13 Ve işte, öyle oldu ki Laban öfkelenip Laman’ı huzurundan kovdu ve kayıtları ona vermek istemedi. Bu nedenle ona: “İşte, sen bir hırsızsın, seni geberteceğim” dedi.
14 Fakat Laman onun huzurundan kaçarak Laban’ın yaptıklarını bize anlattı. Ve buna çok üzüldük. Ağabeylerim çölde olan babamın yanına geri dönmek üzereydiler.
15 Fakat işte onlara: “Rab’bin yaşadığı nasıl gerçekse ve bizim yaşadığımız da nasıl gerçekse, O’nun bize emrettiği bu işi başarmadan çöldeki babamızın yanına dönmeyeceğiz” dedim.
16 Bu nedenle Rab’bin emirlerini tutup O’na sadık kalalım; bu yüzden babamızın mirası olan topraklara inelim; çünkü işte, babamız orada altın, gümüş ve her türlü değerli eşyalarını bıraktı. Ve bütün bunları Rab’bin emirlerini yerine getirmek için yaptı.
17 Çünkü halkın işlediği kötülükler yüzünden Yeruşalem’in yıkılacağını biliyordu.
18 Çünkü işte, Yeruşalem’deki insanlar peygamberlerin sözlerini reddettiler. Bu nedenle, babam kendisine kaçması için emir verildikten sonra orada kalsaydı, işte o da ölecekti. Dolayısıyla, onun ülkeden kaçması gerekiyordu.
19 Ve işte, atalarımızın dilini çocuklarımıza saklayabilmek için bu kayıtları ele geçirmemiz gerekiyor ki bu Tanrı’nın bir hikmetidir.
20 Ve böylece dünyanın başlangıcından bu güne kadar bütün kutsal peygamberlerin ağzından çıkan, Tanrı’nın gücü ve Ruhu aracılığıyla onlara teslim edilen bu sözleri çocuklarımıza saklayabiliriz.
21 Ve öyle oldu ki kardeşlerimle bu şekilde konuşarak, onları Tanrı’nın emirlerine sadık kalmaya ikna ettim.
22 Ve öyle oldu ki mirasımız olan toprağa indik ve altınımızı ve gümüşümüzü ve değerli eşyalarımızı bir araya topladık.
23 Ve bunları bir araya topladıktan sonra tekrar Laban’ın evine çıktık.
24 Ve öyle oldu ki Laban’ın huzuruna çıkıp ondan pirinç levhalar üzerine işlenmiş olan kayıtları bize vermesini istedik; karşılık olarak da kendisine altınımızı ve gümüşümüzü ve bütün değerli eşyalarımızı verecektik.
25 Ve öyle oldu ki Laban elimizdeki malları görünce, malımız da bayağı çoktu, onlara göz dikerek bizi kapı dışarı etti ve peşimizden bizi öldürmeleri için hizmetkârlarını yolladı; amacı mallarımızı eline geçirmekti.

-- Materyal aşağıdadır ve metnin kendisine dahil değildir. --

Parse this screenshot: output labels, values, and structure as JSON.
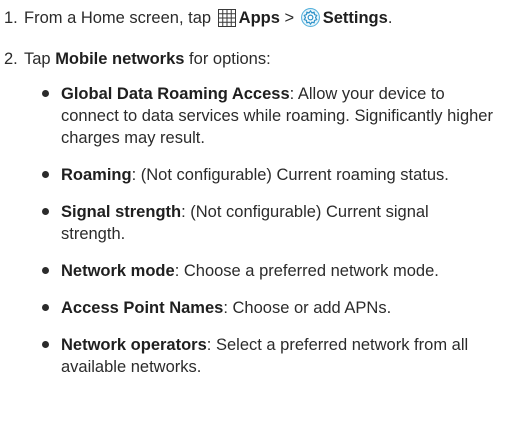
{
  "steps": [
    {
      "number": "1.",
      "pre": "From a Home screen, tap ",
      "apps_label": "Apps",
      "separator": " > ",
      "settings_label": "Settings",
      "post": ".",
      "apps_icon": "apps-grid-icon",
      "settings_icon": "settings-gear-icon"
    },
    {
      "number": "2.",
      "pre": "Tap ",
      "bold": "Mobile networks",
      "post": " for options:"
    }
  ],
  "options": [
    {
      "term": "Global Data Roaming Access",
      "desc": ": Allow your device to connect to data services while roaming. Significantly higher charges may result."
    },
    {
      "term": "Roaming",
      "desc": ": (Not configurable) Current roaming status."
    },
    {
      "term": "Signal strength",
      "desc": ": (Not configurable) Current signal strength."
    },
    {
      "term": "Network mode",
      "desc": ": Choose a preferred network mode."
    },
    {
      "term": "Access Point Names",
      "desc": ": Choose or add APNs."
    },
    {
      "term": "Network operators",
      "desc": ": Select a preferred network from all available networks."
    }
  ]
}
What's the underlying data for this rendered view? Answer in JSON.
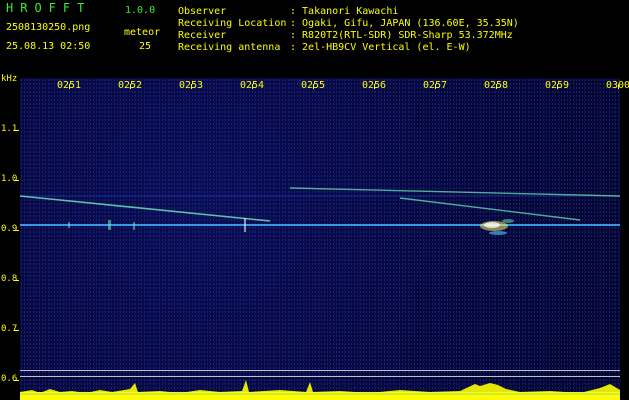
{
  "header": {
    "app_title": "HROFFT",
    "app_version": "1.0.0",
    "filename": "2508130250.png",
    "timestamp": "25.08.13 02:50",
    "meteor_label": "meteor",
    "meteor_count": "25",
    "observer_label": "Observer",
    "observer_value": ": Takanori Kawachi",
    "location_label": "Receiving Location",
    "location_value": ": Ogaki, Gifu, JAPAN (136.60E, 35.35N)",
    "receiver_label": "Receiver",
    "receiver_value": ": R820T2(RTL-SDR) SDR-Sharp 53.372MHz",
    "antenna_label": "Receiving antenna",
    "antenna_value": ": 2el-HB9CV Vertical (el. E-W)"
  },
  "y_axis": {
    "unit": "kHz",
    "ticks": [
      "1.1",
      "1.0",
      "0.9",
      "0.8",
      "0.7",
      "0.6"
    ]
  },
  "x_axis": {
    "ticks": [
      "0251",
      "0252",
      "0253",
      "0254",
      "0255",
      "0256",
      "0257",
      "0258",
      "0259",
      "0300"
    ]
  },
  "colors": {
    "label": "#ffff00",
    "title": "#33ee33",
    "background": "#050739",
    "carrier": "#3fb0ff",
    "meteor_trace": "#6ff0c0"
  }
}
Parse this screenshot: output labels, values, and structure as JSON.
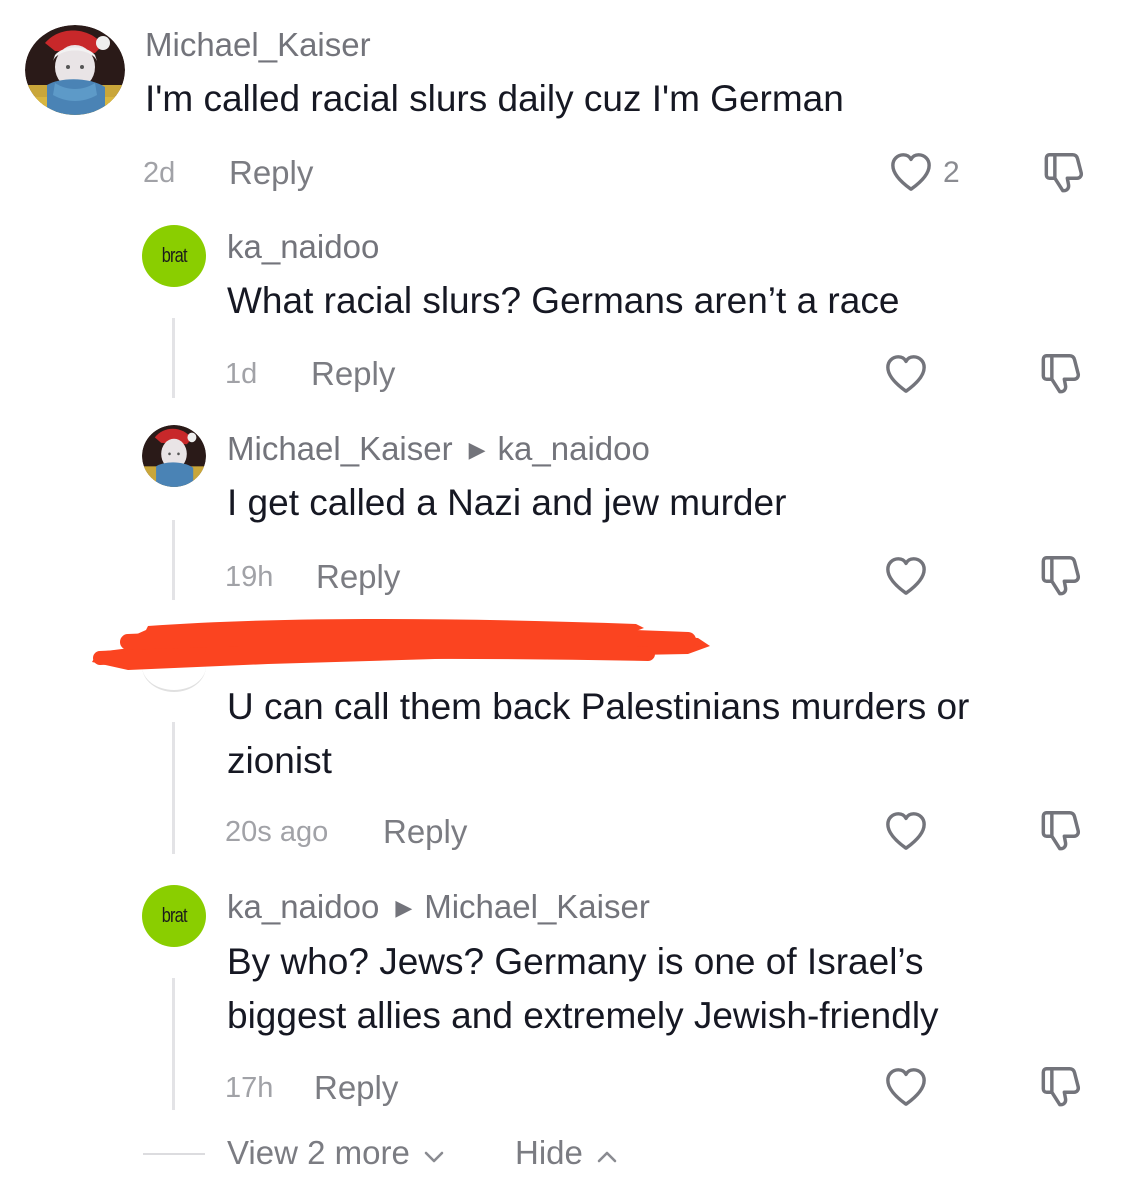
{
  "comments": [
    {
      "username": "Michael_Kaiser",
      "text": "I'm called racial slurs daily cuz I'm German",
      "time": "2d",
      "reply_label": "Reply",
      "like_count": "2"
    },
    {
      "username": "ka_naidoo",
      "avatar_text": "brat",
      "text": "What racial slurs? Germans aren’t a race",
      "time": "1d",
      "reply_label": "Reply"
    },
    {
      "username": "Michael_Kaiser",
      "reply_to": "ka_naidoo",
      "text": "I get called a Nazi and jew murder",
      "time": "19h",
      "reply_label": "Reply"
    },
    {
      "text_line1": "U can call them back Palestinians murders or",
      "text_line2": "zionist",
      "time": "20s ago",
      "reply_label": "Reply"
    },
    {
      "username": "ka_naidoo",
      "reply_to": "Michael_Kaiser",
      "avatar_text": "brat",
      "text_line1": "By who? Jews? Germany is one of Israel’s",
      "text_line2": "biggest allies and extremely Jewish-friendly",
      "time": "17h",
      "reply_label": "Reply"
    }
  ],
  "footer": {
    "view_more_label": "View 2 more",
    "hide_label": "Hide"
  },
  "colors": {
    "brat_green": "#8ace00",
    "redaction": "#fb4420",
    "meta_gray": "#a1a2a7"
  },
  "icons": [
    "heart-outline-icon",
    "thumbs-down-icon",
    "chevron-down-icon",
    "chevron-up-icon",
    "caret-right-icon"
  ]
}
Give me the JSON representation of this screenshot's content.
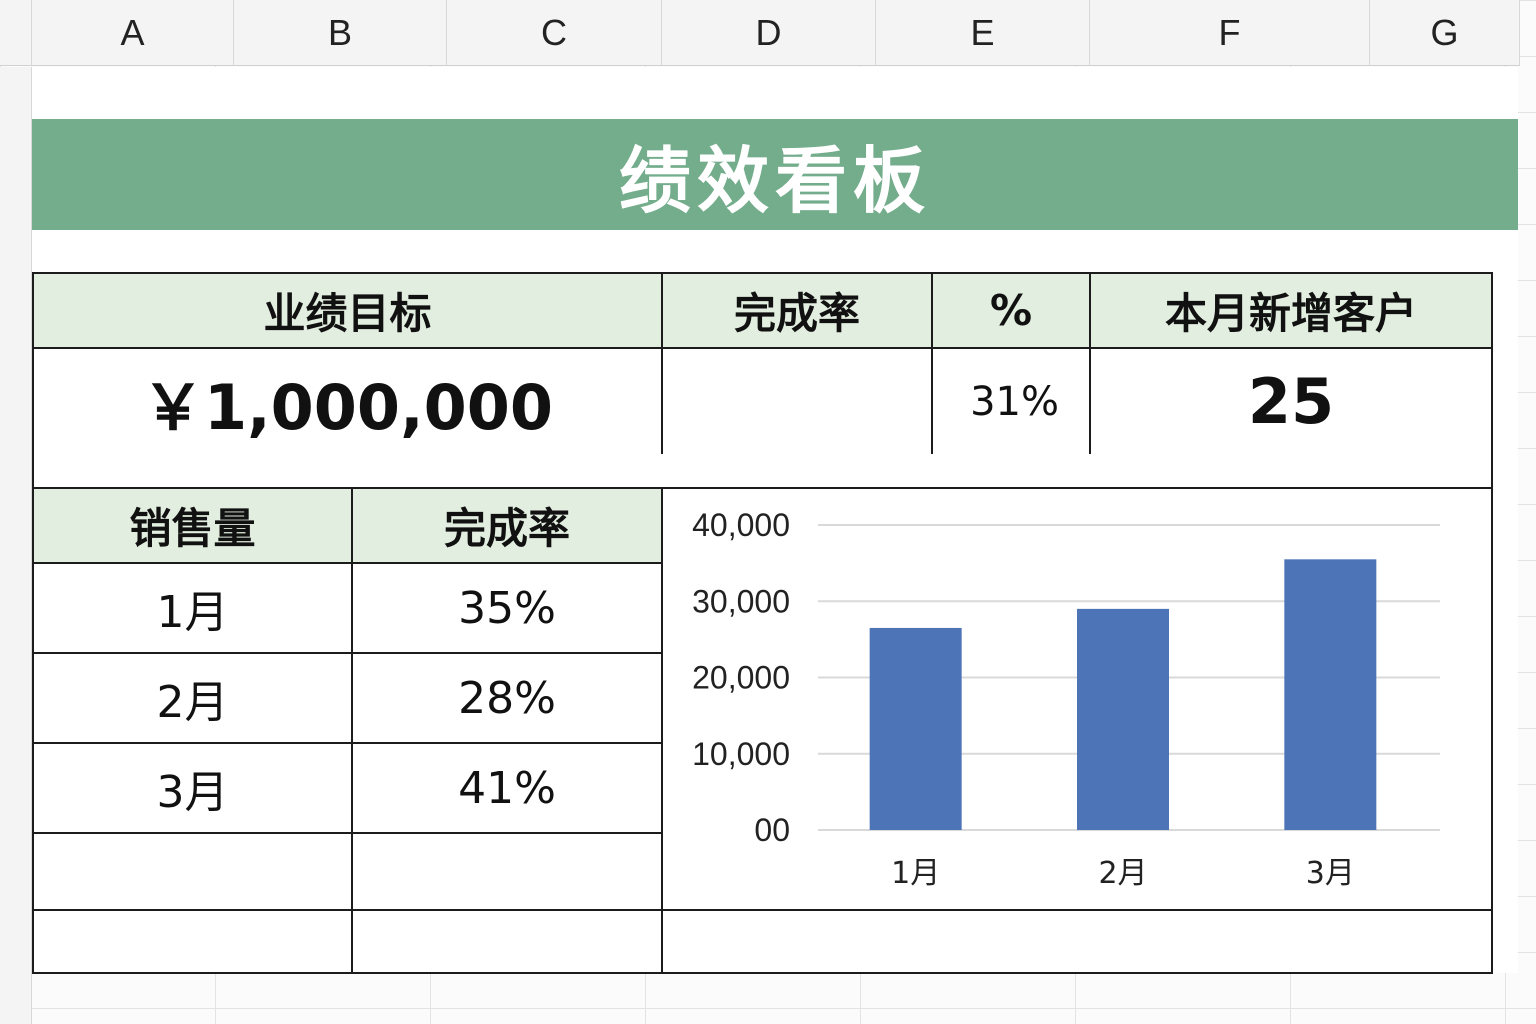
{
  "columns": [
    "A",
    "B",
    "C",
    "D",
    "E",
    "F",
    "G"
  ],
  "title": "绩效看板",
  "summary": {
    "target_label": "业绩目标",
    "target_value": "￥1,000,000",
    "rate_label": "完成率",
    "rate_value": "",
    "percent_label": "%",
    "percent_value": "31%",
    "new_customers_label": "本月新增客户",
    "new_customers_value": "25"
  },
  "table": {
    "headers": [
      "销售量",
      "完成率"
    ],
    "rows": [
      [
        "1月",
        "35%"
      ],
      [
        "2月",
        "28%"
      ],
      [
        "3月",
        "41%"
      ]
    ]
  },
  "colors": {
    "title_bar": "#73ad8c",
    "header_fill": "#e2efe0",
    "bar": "#4e74b8"
  },
  "chart_data": {
    "type": "bar",
    "categories": [
      "1月",
      "2月",
      "3月"
    ],
    "values": [
      26500,
      29000,
      35500
    ],
    "ylim": [
      0,
      40000
    ],
    "yticks": [
      "00",
      "10,000",
      "20,000",
      "30,000",
      "40,000"
    ],
    "grid": true
  }
}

26 Ve öyle oldu ki Laban’ın hizmetkârlarından kaçtık. Fakat mallarımızı geride bırakmak zorunda kaldık ve onlar Laban’ın eline düştü.
27 Ve öyle oldu ki çöle doğru kaçtık ve Laban’ın uşakları bizi yakalayamadılar; ve bir kayanın kovuğunda gizlendik.
28 Ve öyle oldu ki Laman bana ve babama çok kızdı; aynı şekilde Lemuel de kızıp köpürdü. Çünkü o, Laman’ın sözlerine kulak verirdi. Bu yüzden Laman ve Lemuel, biz küçük kardeşlerine karşı çok ağır sözler söylediler ve ellerine birer sopa geçirip bizi dövdüler.
29 Ve öyle oldu ki onlar bizi sopayla döverken, işte Rab’bin bir meleği geldi ve onların önünde durdu ve onlara şöyle diyerek konuştu: Küçük kardeşinize neden sopayla vuruyorsunuz? Rab’bin onu üzerinize bir yönetici olarak seçtiğini ve bunu kötülükleriniz yüzünden yaptığını bilmiyor musunuz? İşte yine Yeruşalem’e çıkacaksınız ve Rab, Laban’ı sizin elinize teslim edecek.
30 Ve melek bunları bize söyledikten sonra ayrıldı.
31 Ve melek ayrıldıktan sonra Laman ile Lemuel tekrar söylenmeye başlayarak: “Rab, Laban’ı elimize nasıl teslim edecek? İşte, Laban güçlü bir adam ve emri altında elli tane adamı var. Evet, isterse elli kişiyi bile öldürebilir; o halde bizi niçin öldüremesin?” dediler.